Disadvantages of Traditional/Standardized Assessment


What makes things worst is that traditional test uses school to function as a sorting centre. School sorts those who would work in factories and those who would go to college. Such early streaming will be a disadvantage to late bloomers or to those whose capability do not translate through pen and paper assessments. Such early assessment that detect individual differences in achievement among students is indeed discriminatory. What worsen the situation is that educational practitioners abdicated responsibility for understanding or conducting assessments in schools, leaving it to test and textbook publishers to develop ‘scientifically precise’ assessment tools. Relinquishing such responsibility will cause disparity between instructions and assessments. We should lessen the gap when it comes to functional differentiation: teachers would teach, we decided and assessors would assess. Assessment and instruction should not be separated from one another and it is about time educators take over and be actively involve in assessment. Educators should intervene and take over from the assessment community which launched an unprecedented program of psychometric research and development that has lasted throughout the era which are becoming complex and technically intricate unfathomable by teachers and administrators which create more distance between assessment and instruction.

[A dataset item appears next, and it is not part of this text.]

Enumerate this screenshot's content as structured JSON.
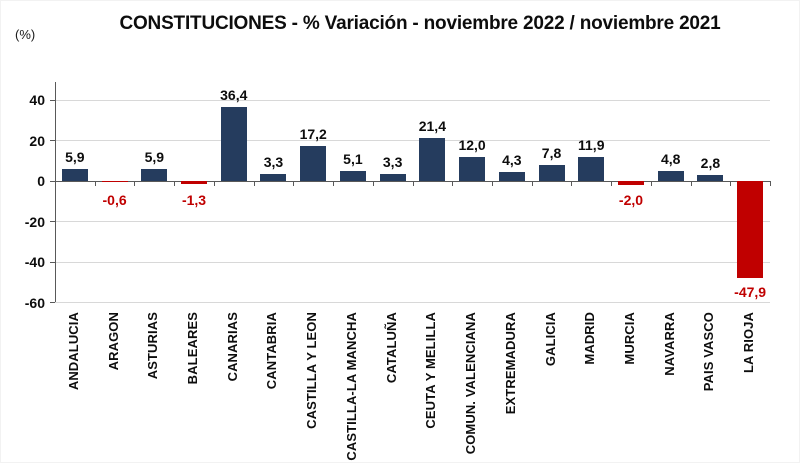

If we observe closely, traditional testing is centralized for efficiency (Stiggins, 1991) and not having the students’ growth in mind. For students, increasing pressure to score high on tests, combined with a lack of focused opportunities to learn, can lead to a sense of futility and a feeling of hopelessness that can cause them to stop caring and stop trying. For many of them, consistent evidence of poor performance repeatedly reported to their families can result in a profound and long-lasting loss of confidence. Those who stop believing that they are capable of learning will stop trying. Those who stop trying will stop learning. Surely this will be undesirable especially when assessment is very important in the education system (Stiggins 1999).

As standardized tests have been largely used, there are complaints about them and their validity. We should question whether test results tell us anything of real value. Standardized tests reinforce the belief that literacy should involve the mastery of a set of “autonomous, technical skills unrelated to any meaningful context.” In workplaces, many feel that standardized tests neither adequately assess a worker’s ability to use literacy or math on the job nor assess a worker’s ability to use critical-thinking or problem-solving skills since most standardized tests contain short decontextualized paragraphs written with a content and style similar to textbooks with pre-determined answers and do not reflect the variety and richness of the readings. Knowing how well a student performs on this type of test does not tell us how well the student might handle magazines, novels, newspapers or job-related reading. Standardized tests also exaggerate skill deficits and show that a person cannot solve test items, but won’t reveal the person’s abilities to solve practical problems on the job or at home (Stiggins, 1999).

However, in using standardized tests in a criterion-referenced manner you should:
1. Use tests which are appropriate for adult learners;
2. Use tests covering an appropriate range and level of difficulty;
3. Use tests with sufficient questions at the required level of difficulty;
4. Use tests, or portions of tests, which relate to and reliably measure the skills and competencies needed for the learner’s personal, vocational or educational goals; and
5. Administer the tests without time constraints.